Ami Piccirrilli was my last director at Eastern. I really didn't get a chance to work with Ami all that long before leaving, but it's funny how so many things come full circle. I hadn't talked to Ami much since 2003, other than on Facebook. But then, when I went out of business at the height of the Covid pandemic in March of 2020, it was Ami, who is now working in marketing at UK Healthcare, who called me out of the blue in April, and gave me my first assignment, post-Covid, when I needed it most. Ami unknowingly, literally helped resurrect my business from the ashes of unemployment.

I now photograph all of her provider portraits for the pharmacy division of the UK Chandler Medical Center. She always brings her laptop to work on stuff when we have photo shoots, but we usually sit around as we wait on people to show up and shoot the bull, and she doesn't get much work done. is short. Why answer emails when you can catch up on things (just don't tell UK). It goes to show, don't ever write anyone off in your life, you never know when they'll be there to lend a helping hand. 

I've really debated on whether I would show this photo and talk about the life-altering story behind it. I'm a man of faith and I don't like throwing anyone under the bus, and I'm a big believer that we're all a "work-in-progress" in God's eyes. But, ultimately, this one photo, and this one singular moment in time, changed my life forever. I appreciate history for the sake of history, regardless of whether it's good or bad, because it'll always be history. 

At precisely 5:36 P.M. on November 18, 2003, the wrath of EKU President Joann Glasser caught up with me. And it was at that exact moment, that I knew with absolute certainty that my time at Eastern Kentucky University was over.

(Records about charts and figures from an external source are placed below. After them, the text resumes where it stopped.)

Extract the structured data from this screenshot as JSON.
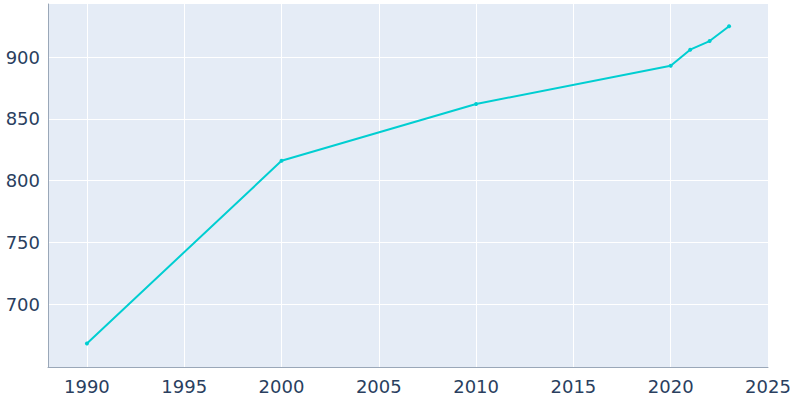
{
  "chart_data": {
    "type": "line",
    "x": [
      1990,
      2000,
      2010,
      2020,
      2021,
      2022,
      2023
    ],
    "values": [
      668,
      816,
      862,
      893,
      906,
      913,
      925
    ],
    "color": "#00ced1",
    "marker": "circle",
    "xlim": [
      1988,
      2025
    ],
    "xticks": [
      1990,
      1995,
      2000,
      2005,
      2010,
      2015,
      2020,
      2025
    ],
    "ylim": [
      649,
      943
    ],
    "yticks": [
      700,
      750,
      800,
      850,
      900
    ],
    "grid": true
  }
}
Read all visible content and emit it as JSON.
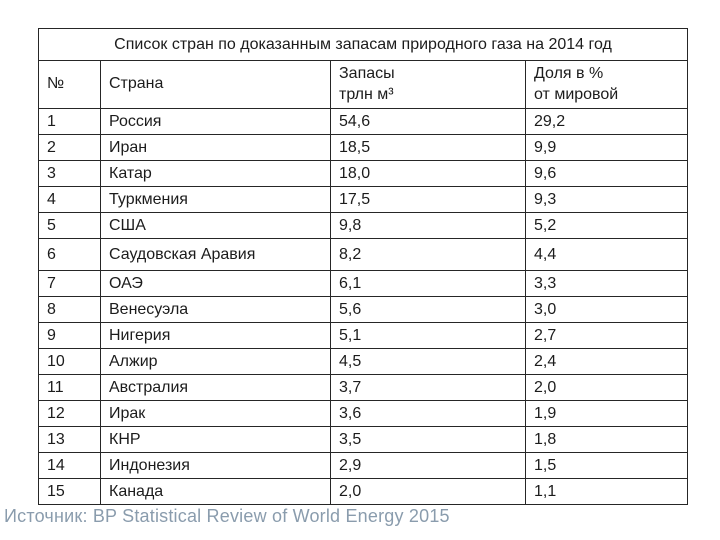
{
  "colors": {
    "border": "#262626",
    "text": "#1c1c1c",
    "source_text": "#8a9cad",
    "background": "#ffffff"
  },
  "table": {
    "title": "Список стран по доказанным запасам природного газа на 2014 год",
    "headers": {
      "num": "№",
      "country": "Страна",
      "reserves_line1": "Запасы",
      "reserves_line2": "трлн м³",
      "share_line1": "Доля в %",
      "share_line2": "от мировой"
    },
    "rows": [
      {
        "num": "1",
        "country": "Россия",
        "reserves": "54,6",
        "share": "29,2"
      },
      {
        "num": "2",
        "country": "Иран",
        "reserves": "18,5",
        "share": "9,9"
      },
      {
        "num": "3",
        "country": "Катар",
        "reserves": "18,0",
        "share": "9,6"
      },
      {
        "num": "4",
        "country": "Туркмения",
        "reserves": "17,5",
        "share": "9,3"
      },
      {
        "num": "5",
        "country": "США",
        "reserves": "9,8",
        "share": "5,2"
      },
      {
        "num": "6",
        "country": "Саудовская Аравия",
        "reserves": "8,2",
        "share": "4,4"
      },
      {
        "num": "7",
        "country": "ОАЭ",
        "reserves": "6,1",
        "share": "3,3"
      },
      {
        "num": "8",
        "country": "Венесуэла",
        "reserves": "5,6",
        "share": "3,0"
      },
      {
        "num": "9",
        "country": "Нигерия",
        "reserves": "5,1",
        "share": "2,7"
      },
      {
        "num": "10",
        "country": "Алжир",
        "reserves": "4,5",
        "share": "2,4"
      },
      {
        "num": "11",
        "country": "Австралия",
        "reserves": "3,7",
        "share": "2,0"
      },
      {
        "num": "12",
        "country": "Ирак",
        "reserves": "3,6",
        "share": "1,9"
      },
      {
        "num": "13",
        "country": "КНР",
        "reserves": "3,5",
        "share": "1,8"
      },
      {
        "num": "14",
        "country": "Индонезия",
        "reserves": "2,9",
        "share": "1,5"
      },
      {
        "num": "15",
        "country": "Канада",
        "reserves": "2,0",
        "share": "1,1"
      }
    ]
  },
  "source": {
    "label": "Источник: BP Statistical Review of World Energy 2015"
  }
}
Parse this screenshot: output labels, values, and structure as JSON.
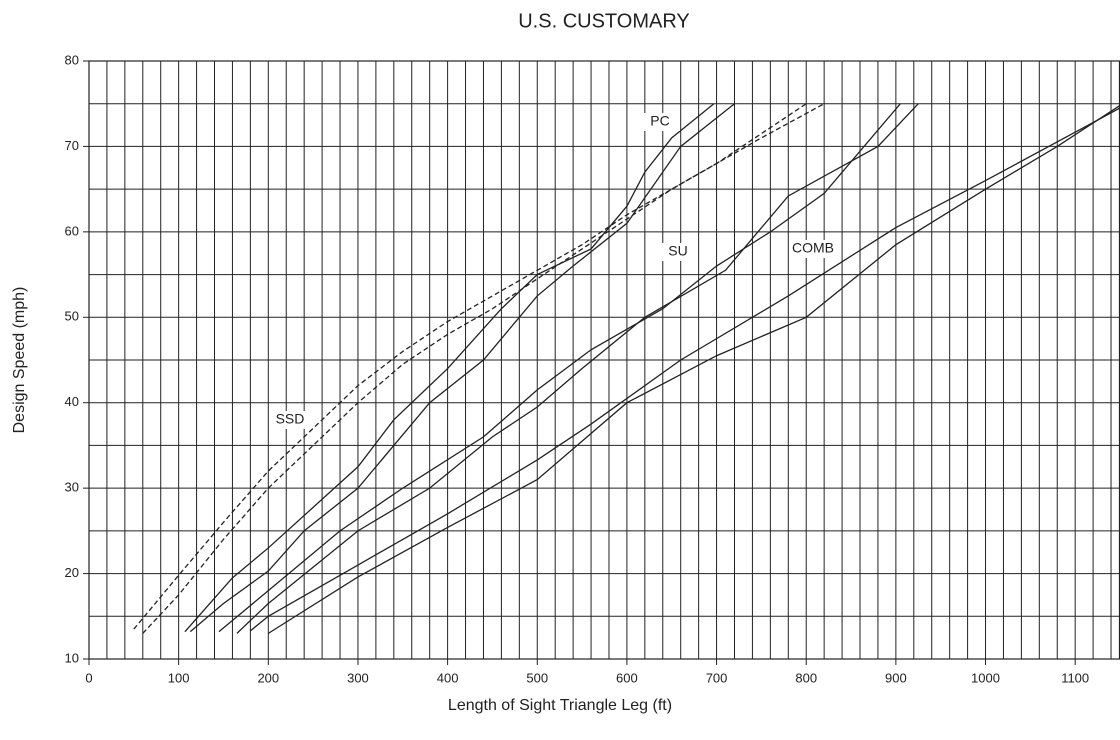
{
  "chart_data": {
    "type": "line",
    "title": "U.S. CUSTOMARY",
    "x_label": "Length of Sight Triangle Leg (ft)",
    "y_label": "Design Speed (mph)",
    "xlim": [
      0,
      1150
    ],
    "ylim": [
      10,
      80
    ],
    "xticks": [
      0,
      100,
      200,
      300,
      400,
      500,
      600,
      700,
      800,
      900,
      1000,
      1100
    ],
    "yticks": [
      10,
      20,
      30,
      40,
      50,
      60,
      70,
      80
    ],
    "xgrid": [
      0,
      20,
      40,
      60,
      80,
      100,
      120,
      140,
      160,
      180,
      200,
      220,
      240,
      260,
      280,
      300,
      320,
      340,
      360,
      380,
      400,
      420,
      440,
      460,
      480,
      500,
      520,
      540,
      560,
      580,
      600,
      620,
      640,
      660,
      680,
      700,
      720,
      740,
      760,
      780,
      800,
      820,
      840,
      860,
      880,
      900,
      920,
      940,
      960,
      980,
      1000,
      1020,
      1040,
      1060,
      1080,
      1100,
      1120,
      1140
    ],
    "ygrid": [
      10,
      15,
      20,
      25,
      30,
      35,
      40,
      45,
      50,
      55,
      60,
      65,
      70,
      75,
      80
    ],
    "grid": true,
    "annotations": [
      "PC",
      "SSD",
      "SU",
      "COMB"
    ],
    "series": [
      {
        "color": "#222",
        "style": "dashed",
        "x": [
          50,
          100,
          150,
          200,
          250,
          300,
          350,
          400,
          450,
          500,
          550,
          600,
          650,
          700,
          750,
          800
        ],
        "values": [
          13.5,
          19.8,
          26,
          32,
          37,
          42,
          46,
          49.5,
          52.5,
          55.5,
          58.5,
          62,
          65,
          68,
          71.5,
          75
        ]
      },
      {
        "color": "#222",
        "style": "dashed",
        "x": [
          60,
          100,
          150,
          200,
          250,
          300,
          350,
          400,
          450,
          500,
          550,
          600,
          650,
          700,
          750,
          820
        ],
        "values": [
          13,
          17.5,
          24,
          30,
          35,
          40,
          44.5,
          48,
          51,
          54.5,
          58,
          61.5,
          65,
          68,
          71,
          75
        ]
      },
      {
        "color": "#222",
        "style": "solid",
        "x": [
          107,
          160,
          200,
          300,
          340,
          400,
          460,
          500,
          560,
          600,
          620,
          650,
          697
        ],
        "values": [
          13.2,
          19.5,
          23,
          32.5,
          38,
          44,
          51,
          55,
          58,
          63,
          67,
          71,
          75
        ]
      },
      {
        "color": "#222",
        "style": "solid",
        "x": [
          113,
          150,
          200,
          240,
          300,
          340,
          380,
          440,
          500,
          540,
          600,
          660,
          720
        ],
        "values": [
          13.2,
          16.5,
          20.3,
          25,
          30,
          35,
          40,
          45,
          52.5,
          56,
          61,
          70,
          75
        ]
      },
      {
        "color": "#222",
        "style": "solid",
        "x": [
          145,
          200,
          280,
          350,
          440,
          500,
          560,
          640,
          700,
          760,
          820,
          905
        ],
        "values": [
          13.2,
          18,
          25,
          30,
          36,
          41.5,
          46.2,
          51,
          56,
          60,
          64.5,
          75
        ]
      },
      {
        "color": "#222",
        "style": "solid",
        "x": [
          165,
          200,
          300,
          380,
          450,
          500,
          550,
          620,
          710,
          780,
          880,
          925
        ],
        "values": [
          13,
          16.5,
          25,
          30,
          36,
          39.5,
          44,
          50,
          55.5,
          64.2,
          70,
          75
        ]
      },
      {
        "color": "#222",
        "style": "solid",
        "x": [
          180,
          200,
          300,
          400,
          500,
          560,
          660,
          780,
          900,
          1000,
          1150
        ],
        "values": [
          13.3,
          15,
          21,
          27,
          33.3,
          37.5,
          45,
          52.5,
          60.5,
          66,
          74.5
        ]
      },
      {
        "color": "#222",
        "style": "solid",
        "x": [
          200,
          300,
          400,
          500,
          600,
          700,
          800,
          900,
          1000,
          1080,
          1150
        ],
        "values": [
          13,
          19.6,
          25.4,
          31,
          40,
          45.5,
          50,
          58.5,
          65,
          70,
          74.8
        ]
      }
    ]
  }
}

A lot of good people had left Eastern because of Joann Glasser, and in the blink of an eye I joined that illustrious crowd. I waited until the next morning to resign, but I knew, even with three young children at home, that I would go work at Walmart if I had to, but either way, I was moving on with my career. It turned out that I was able to stay on a couple of more months, because I didn't want to be unemployed at Christmas, and I really wanted to make sure my wonder-student Chris Radcliffe, who graduated in December 2003, would get my job. And he did. Once again, the rest is history!

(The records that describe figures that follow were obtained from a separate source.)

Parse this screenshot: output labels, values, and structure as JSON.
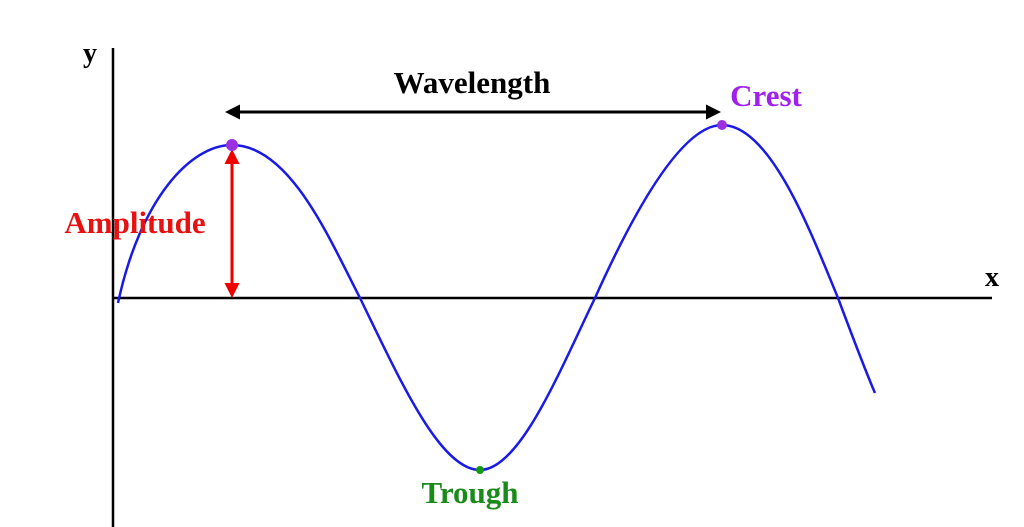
{
  "axes": {
    "y_label": "y",
    "x_label": "x"
  },
  "labels": {
    "wavelength": "Wavelength",
    "crest": "Crest",
    "amplitude": "Amplitude",
    "trough": "Trough"
  }
}
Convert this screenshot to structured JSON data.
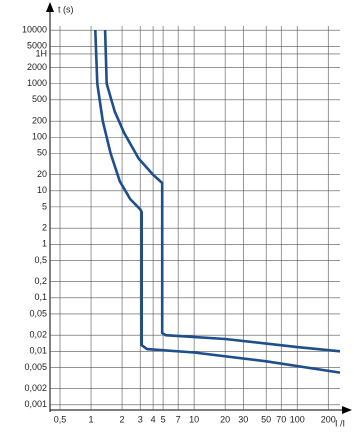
{
  "chart_data": {
    "type": "line",
    "y_label": "t (s)",
    "x_label": "I /I",
    "log_x": true,
    "log_y": true,
    "grid": true,
    "xlim": [
      0.4,
      260
    ],
    "ylim": [
      0.0008,
      12000
    ],
    "xticks": [
      {
        "value": 0.5,
        "label": "0,5"
      },
      1,
      2,
      3,
      4,
      5,
      7,
      10,
      20,
      30,
      50,
      70,
      100,
      200
    ],
    "yticks": [
      10000,
      5000,
      {
        "value": 3600,
        "label": "1H"
      },
      2000,
      1000,
      500,
      200,
      100,
      50,
      20,
      10,
      5,
      2,
      1,
      {
        "value": 0.5,
        "label": "0,5"
      },
      {
        "value": 0.2,
        "label": "0,2"
      },
      {
        "value": 0.1,
        "label": "0,1"
      },
      {
        "value": 0.05,
        "label": "0,05"
      },
      {
        "value": 0.02,
        "label": "0,02"
      },
      {
        "value": 0.01,
        "label": "0,01"
      },
      {
        "value": 0.005,
        "label": "0,005"
      },
      {
        "value": 0.002,
        "label": "0,002"
      },
      {
        "value": 0.001,
        "label": "0,001"
      }
    ],
    "series": [
      {
        "color": "#1f4e8c",
        "x": [
          1.1,
          1.15,
          1.3,
          1.55,
          1.9,
          2.4,
          3.0,
          3.1,
          3.1,
          3.5,
          10,
          50,
          260
        ],
        "values": [
          10000,
          1000,
          200,
          50,
          15,
          7,
          4.5,
          4,
          0.013,
          0.011,
          0.0095,
          0.0065,
          0.004
        ]
      },
      {
        "color": "#1f4e8c",
        "x": [
          1.37,
          1.42,
          1.7,
          2.1,
          2.9,
          4.0,
          4.9,
          4.9,
          5.3,
          20,
          100,
          260
        ],
        "values": [
          10000,
          1000,
          300,
          120,
          40,
          20,
          14,
          0.022,
          0.02,
          0.017,
          0.012,
          0.01
        ]
      }
    ]
  }
}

Zach Ingram of Elizabethtown, left, and Nick Herrin of Fairfield, Ohio, right, move a mattress from Case Hall to Martin Hall after the power went out in Case Hall. Eddie Portwood, left, Earl Street, center, and Mike Brey, right, with United Electric pull high voltage electric cable through a manhole behind EKU's Student Services Building on Wednesday afternoon.

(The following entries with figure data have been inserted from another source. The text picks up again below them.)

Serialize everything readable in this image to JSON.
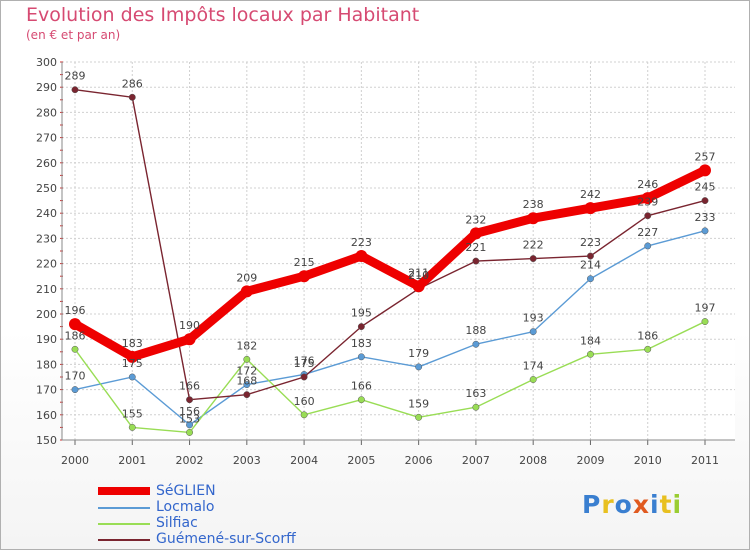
{
  "chart_data": {
    "type": "line",
    "title": "Evolution des Impôts locaux par Habitant",
    "subtitle": "(en € et par an)",
    "categories": [
      "2000",
      "2001",
      "2002",
      "2003",
      "2004",
      "2005",
      "2006",
      "2007",
      "2008",
      "2009",
      "2010",
      "2011"
    ],
    "ylim": [
      150,
      300
    ],
    "yticks": [
      150,
      160,
      170,
      180,
      190,
      200,
      210,
      220,
      230,
      240,
      250,
      260,
      270,
      280,
      290,
      300
    ],
    "series": [
      {
        "name": "SéGLIEN",
        "color": "#ee0000",
        "values": [
          196,
          183,
          190,
          209,
          215,
          223,
          211,
          232,
          238,
          242,
          246,
          257
        ]
      },
      {
        "name": "Locmalo",
        "color": "#5b9bd5",
        "values": [
          170,
          175,
          156,
          172,
          176,
          183,
          179,
          188,
          193,
          214,
          227,
          233
        ]
      },
      {
        "name": "Silfiac",
        "color": "#99dd55",
        "values": [
          186,
          155,
          153,
          182,
          160,
          166,
          159,
          163,
          174,
          184,
          186,
          197
        ]
      },
      {
        "name": "Guémené-sur-Scorff",
        "color": "#7a2530",
        "values": [
          289,
          286,
          166,
          168,
          175,
          195,
          210,
          221,
          222,
          223,
          239,
          245
        ]
      }
    ]
  },
  "logo": {
    "text": "Proxiti"
  }
}
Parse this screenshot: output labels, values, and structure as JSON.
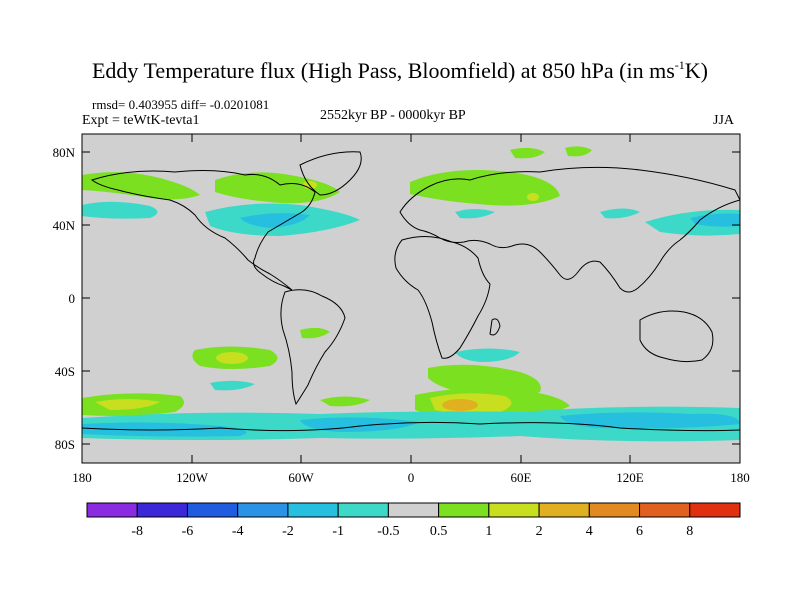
{
  "title": {
    "main": "Eddy Temperature flux (High Pass, Bloomfield) at 850 hPa (in ms",
    "sup": "-1",
    "end": "K)"
  },
  "stats": "rmsd= 0.403955 diff= -0.0201081",
  "expt": "Expt = teWtK-tevta1",
  "period": "2552kyr BP - 0000kyr BP",
  "season": "JJA",
  "lat_labels": [
    "80N",
    "40N",
    "0",
    "40S",
    "80S"
  ],
  "lon_labels": [
    "180",
    "120W",
    "60W",
    "0",
    "60E",
    "120E",
    "180"
  ],
  "colorbar": {
    "labels": [
      "-8",
      "-6",
      "-4",
      "-2",
      "-1",
      "-0.5",
      "0.5",
      "1",
      "2",
      "4",
      "6",
      "8"
    ],
    "colors": [
      "#8a2be2",
      "#3a28d9",
      "#1f5ce0",
      "#2a93e6",
      "#27bfe0",
      "#3cd9c8",
      "#d0d0d0",
      "#7be020",
      "#c8df20",
      "#e0b020",
      "#e08a20",
      "#e06020",
      "#e03010"
    ]
  },
  "colors": {
    "land_bg": "#d0d0d0",
    "coast": "#000000"
  }
}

Like the old saying goes...the more things change the more they stay the same. My first official job as a freelancer with Tim Webb Photography was to go back on campus and photograph a major electrical outage for the Lexington Herald-Leader, that forced the University to put kids up in local motels during cold temperatures. 

Forensic Scientist

Sam Gish
I want to end this post in a positive light. Working at EKU was the greatest thing that ever happened to my professional career. It brought me back to my alma mater and to Richmond, where I have lived for over 26 years. I love this photo because the building behind my right elbow was the Donovan Annex Building, which was the building where I earned my journalism degree. And the building directly behind it, near the edge of the photo is the Donovan Building that houses Model Laboratory School, where all three of my kids attended pre-k through 12.

By the time my daughter Laura started pre-k in 2007 they had moved her classroom into the old Eastern Progress office. Her little backpack locker was about 10 feet from where my photo cabinet was when I was Photo Editor my senior year in the Fall of 1991. Literally, her educational career began in the same spot where mine ended. Things really do come full circle if you wait long enough.